S’engager dans des conversations avec des inconnus améliore l’humeur et la confiance, tout en stimulant l’apprentissage de nouveaux concepts et compétences

Des étrangers, qui savent qui ils sont, ce qu’ils pensent, quels dangers ils cachent. Mieux vaut éviter de parler à des inconnus, une recommandation que tout le monde a reçu tôt ou tard. Mais ce n’est pas ce que la recherche psychologique suggère. Selon Gillian Sandstrom, maître de conférences en psychologie de la gentillesse à l’Université du Sussex, au Royaume-Uni, parler à des inconnus, en revanche, n’est pas seulement une activité potentiellement agréable, mais qui peut aussi contribuer au bien-être personnel. Au moins une fois, les idées préconçues, les peurs de l’embarras et le spectre de l’ennui ont été surmontés.

Une opportunité à ne pas manquer

Dans un article publié dans The Psychologist, la revue de la British Psychological Society, Gillian Sandstrom déclare être personnellement de nature introvertie, mais qu’elle soutient néanmoins sans hésitation l’importance de saisir toutes les occasions possibles d’échanger quelques mots avec des inconnus, à la fois pour le plaisir qui peut en découler et parce que cela devient souvent l’occasion d’apprendre nouvelles connaissances et compétences. Surtout si vous vous trouvez dans un endroit inconnu, comme cela arrive lorsque vous voyagez dans un autre pays.

Les effets positifs de parler à des inconnus

De nombreuses recherches sur le terrain ont démontré les effets positifs de parler à des inconnus. Par exemple, des recherches publiées dans les Actes de l’Académie nationale des sciences (PNAS) ont montré que les gens sous-estiment généralement ce qu’ils pourraient apprendre dans une conversation informelle avec des personnes qu’ils ne connaissent pas. Mais c’est une sous-estimation qui ne découle pas de la conviction qu’il y a peu à apprendre des autres, disent les auteurs de la recherche, coordonnée par Stav Atir de l’Université du Wisconsin-Madison, aux États-Unis. En fait, les participants à notre étude étaient convaincus qu’ils pouvaient apprendre plus des autres que les autres ne pouvaient apprendre d’eux. Au lieu de cela, la sous-estimation des possibilités d’apprentissage découle du fait que la conversation avec un étranger n’a pas d’éléments spécifiques de prévisibilité. Ainsi, paradoxalement, ne pas savoir ce qui pourrait être appris d’une conversation avec un étranger peut empêcher les gens d’essayer d’avoir cette expérience qui les aiderait à comprendre tout ce qu’il y a à apprendre.
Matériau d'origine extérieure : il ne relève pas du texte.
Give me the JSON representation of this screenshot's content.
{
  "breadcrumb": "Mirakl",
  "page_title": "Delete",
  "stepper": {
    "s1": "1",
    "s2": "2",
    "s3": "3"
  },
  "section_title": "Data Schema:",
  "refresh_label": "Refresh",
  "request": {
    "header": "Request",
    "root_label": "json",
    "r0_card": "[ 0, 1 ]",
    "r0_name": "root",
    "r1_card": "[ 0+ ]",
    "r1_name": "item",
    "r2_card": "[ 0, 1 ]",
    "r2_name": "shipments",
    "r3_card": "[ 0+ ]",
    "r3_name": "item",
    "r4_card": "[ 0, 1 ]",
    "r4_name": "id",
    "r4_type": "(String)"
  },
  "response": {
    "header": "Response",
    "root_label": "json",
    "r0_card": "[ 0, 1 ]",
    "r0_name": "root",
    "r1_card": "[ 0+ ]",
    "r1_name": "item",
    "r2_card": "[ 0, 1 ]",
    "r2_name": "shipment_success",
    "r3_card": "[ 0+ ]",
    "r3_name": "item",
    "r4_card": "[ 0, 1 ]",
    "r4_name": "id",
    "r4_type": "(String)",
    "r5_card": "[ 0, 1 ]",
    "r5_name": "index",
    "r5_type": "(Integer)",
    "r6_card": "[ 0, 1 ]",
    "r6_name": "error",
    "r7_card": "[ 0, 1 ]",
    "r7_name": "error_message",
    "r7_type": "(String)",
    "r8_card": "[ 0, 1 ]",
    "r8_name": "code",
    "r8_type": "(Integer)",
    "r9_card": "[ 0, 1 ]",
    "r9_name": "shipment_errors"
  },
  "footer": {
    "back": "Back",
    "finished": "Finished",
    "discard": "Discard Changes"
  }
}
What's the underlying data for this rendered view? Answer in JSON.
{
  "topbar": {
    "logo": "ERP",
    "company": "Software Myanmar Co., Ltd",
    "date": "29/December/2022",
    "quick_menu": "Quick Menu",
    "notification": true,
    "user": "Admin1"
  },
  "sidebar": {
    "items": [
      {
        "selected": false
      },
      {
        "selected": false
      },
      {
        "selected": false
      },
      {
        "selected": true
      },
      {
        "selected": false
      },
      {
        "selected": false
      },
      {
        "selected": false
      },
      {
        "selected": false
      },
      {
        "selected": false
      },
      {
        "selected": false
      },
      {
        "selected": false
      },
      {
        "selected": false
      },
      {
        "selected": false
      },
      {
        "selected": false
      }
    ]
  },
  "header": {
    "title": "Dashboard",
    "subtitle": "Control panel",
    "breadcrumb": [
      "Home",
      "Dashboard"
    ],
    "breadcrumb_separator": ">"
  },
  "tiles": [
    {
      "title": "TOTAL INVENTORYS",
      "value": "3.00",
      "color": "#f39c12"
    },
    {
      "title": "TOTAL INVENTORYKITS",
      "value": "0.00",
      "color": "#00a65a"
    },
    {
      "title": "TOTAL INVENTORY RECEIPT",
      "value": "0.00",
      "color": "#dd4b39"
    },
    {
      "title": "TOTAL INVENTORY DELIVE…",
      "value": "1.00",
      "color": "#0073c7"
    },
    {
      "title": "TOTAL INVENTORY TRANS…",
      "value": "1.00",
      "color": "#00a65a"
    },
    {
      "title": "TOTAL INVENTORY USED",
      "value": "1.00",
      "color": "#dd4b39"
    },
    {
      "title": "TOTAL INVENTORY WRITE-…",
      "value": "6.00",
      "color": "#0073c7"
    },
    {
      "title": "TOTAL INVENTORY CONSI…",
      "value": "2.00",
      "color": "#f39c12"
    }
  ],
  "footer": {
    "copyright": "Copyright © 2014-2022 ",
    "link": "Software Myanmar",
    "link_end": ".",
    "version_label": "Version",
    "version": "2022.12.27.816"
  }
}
Effets positifs sur l’humeur

Mais parler à des étrangers ne devrait pas être une activité visant uniquement à essayer d’acquérir de nouvelles connaissances. Très importants sont les aspects positifs du côté de sociabilité: diverses recherches ont montré que ce type d’ouverture a un effet positif sur l’humeur et le sentiment de confiance en soi. Pour mieux comprendre ce point, on peut essayer d’inverser la situation : chacun, en tant que potentiel inconnu des autres, peut imaginer comment il répondrait à quiconque tenterait d’établir un contact poli. Et en fait, des recherches expérimentales ont montré qu’en moyenne, les gens sont beaucoup plus disposés qu’on ne le pense envers ceux qui essaient de briser la glace, par exemple en faisant un compliment. Pour imaginer les difficultés plus ceux qui essaient de faire le compliment que ceux qui s’agacent, comme le démontre une recherche publiée dans la revue Personality and Social Psychology Bulletin par deux chercheuses américaines, Erica Boothby et Vanessa Bohns. Au cours de l’expérience, ceux qui devaient faire un compliment à un étranger se sont sentis anxieux et leur niveau d’anxiété était un résultat prédictif de la croyance que ce compliment serait mal reçu, disent les auteurs de la recherche. À l’inverse, la prédiction faite par les participants à l’étude selon laquelle ils n’avaient pas à faire le compliment eux-mêmes et donc ne se sentaient pas anxieux était beaucoup moins pessimiste.